Влажные губы были близко от лица, Алевтина силилась погладить лошадь, но даже во сне – не могла.

– Мам, лежи ты ровно! – дочь протирала лицо тряпкой, смоченной чем-то кисловатым, – Вить! – крикнула она в глубину избы, – иди, бабу поворотить надо, у меня уже руки отсохши…

Алевтину ворочали, переодевали, все унизительные процедуры давно уже не смущали её, а только вызывали желание заплакать. Пришла соседка, которую Алевтина терпеть не могла, и начала с приторной улыбкой кормить её кашей. Каша была холодная, комковатая, и стояла в горле.

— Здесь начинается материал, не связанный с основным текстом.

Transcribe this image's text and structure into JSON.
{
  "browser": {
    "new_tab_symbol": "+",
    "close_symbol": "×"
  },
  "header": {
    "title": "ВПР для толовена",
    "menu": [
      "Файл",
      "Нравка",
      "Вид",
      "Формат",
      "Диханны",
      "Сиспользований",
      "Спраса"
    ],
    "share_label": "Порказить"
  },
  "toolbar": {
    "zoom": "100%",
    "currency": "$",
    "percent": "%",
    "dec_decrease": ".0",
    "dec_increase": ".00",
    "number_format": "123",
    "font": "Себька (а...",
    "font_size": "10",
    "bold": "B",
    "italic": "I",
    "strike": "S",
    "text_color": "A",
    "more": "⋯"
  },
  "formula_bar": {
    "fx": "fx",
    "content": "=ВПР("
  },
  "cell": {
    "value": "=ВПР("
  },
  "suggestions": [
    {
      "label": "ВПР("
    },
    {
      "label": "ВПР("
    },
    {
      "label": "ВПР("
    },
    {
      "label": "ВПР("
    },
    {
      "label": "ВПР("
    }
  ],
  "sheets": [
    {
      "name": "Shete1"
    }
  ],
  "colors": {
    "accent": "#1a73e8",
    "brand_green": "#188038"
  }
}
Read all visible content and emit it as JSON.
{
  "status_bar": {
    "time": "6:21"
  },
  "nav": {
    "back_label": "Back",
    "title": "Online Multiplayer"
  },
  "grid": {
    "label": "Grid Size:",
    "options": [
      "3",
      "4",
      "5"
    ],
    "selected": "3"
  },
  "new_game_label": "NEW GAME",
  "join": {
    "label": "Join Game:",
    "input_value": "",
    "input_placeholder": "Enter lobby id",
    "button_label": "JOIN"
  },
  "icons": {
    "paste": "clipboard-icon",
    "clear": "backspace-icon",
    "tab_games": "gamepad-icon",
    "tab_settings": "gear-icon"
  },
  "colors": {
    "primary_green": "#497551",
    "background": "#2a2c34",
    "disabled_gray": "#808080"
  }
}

Потом приходила фельдшер, колола в исчезающие вены, зачем-то мерила давление и писала в тетрадь, положив её на фанерную тумбочку.

После уколов Алевтина опять погрузилась в привычную полу-сон – полу-дремоту. В избе затопили печь, стало жарко, и пахнУло горячим воздухом, обожгло рот и опалило брови – маленькая Аля увидела себя у горящей церкви. Кто-то держал её ладошку в своей – наверное, бабушка. Аля слышала, как воют в голос бабы, видела, как падают на колени, срывая платки. Поодаль стояли мужики, поплевывали лузгу, отчего на белый снег ложились черные отметины. Пламя вырывалось из окон, и, казалось, что церковь летит, дрожа, вверх. Обрушилась звонница, и рухнул большой колокол, упав внутрь, со звуком страшным и торжествующим. У Али заложило уши. Бабушка развернула ее лицом к себе, а сама крестилась истово и все шептала «Господи, прости их, Господи, прости их…»

Церковь потом долго дымилась, пахло гарью, а бабки, вместе со старичком настоятелем, все ходили по пожарищу, выискивая уцелевшее. Только одна икона осталась нетронутой огнем – «Всех скорбящих с грошиками». Ее-то и спрятала Алина бабка – а где, не сказала, только дома и по сей день пахло горелым, но по-церковному – вроде как со свечами, да ладаном.

Алевтину уже не крестили. Отца Николая, настоятеля Храма, расстреляли в 20-х, тут же, у кладбищенской ограды. Седенький, без скуфейки, в белом подризнике и босой, он казался совсем бестелесным и невидимым на первом выпавшем снегу, и только нательный Крест, который батюшка так и не отнял от губ, обозначал его присутствие на земле. Когда жахнули выстрелы – пробился сквозь тучи солнечный луч и остановился на мгновение на Кресте. Матушку с детьми увезли на телеге в район, и Храм так и стоял, разрушаясь медленно, и только дарил мальчишкам, ворошащим кирпичную пыль – то крестик, то мелкую копеечку, то осколок лампадки.

И снова будили бабу Алю, поили жидким чаем, от которого еще хуже сохли губы. Дочь сняла с головы платок, попыталась причесать жидкие волосы гребнем, да только драла больно. Баба Аля вскрикнула, – а дочь услышала только глухой стон.

– Ну, не ндравится тебе, ляжи, как знаишь, – она подоткнула одеяло, приоткрыла форточку, отчего в комнату намело снегом и свежим огуречным духом, помахала полотенцем, как пропеллером, закрыла окно, и, уходя, щелкнула выключателем.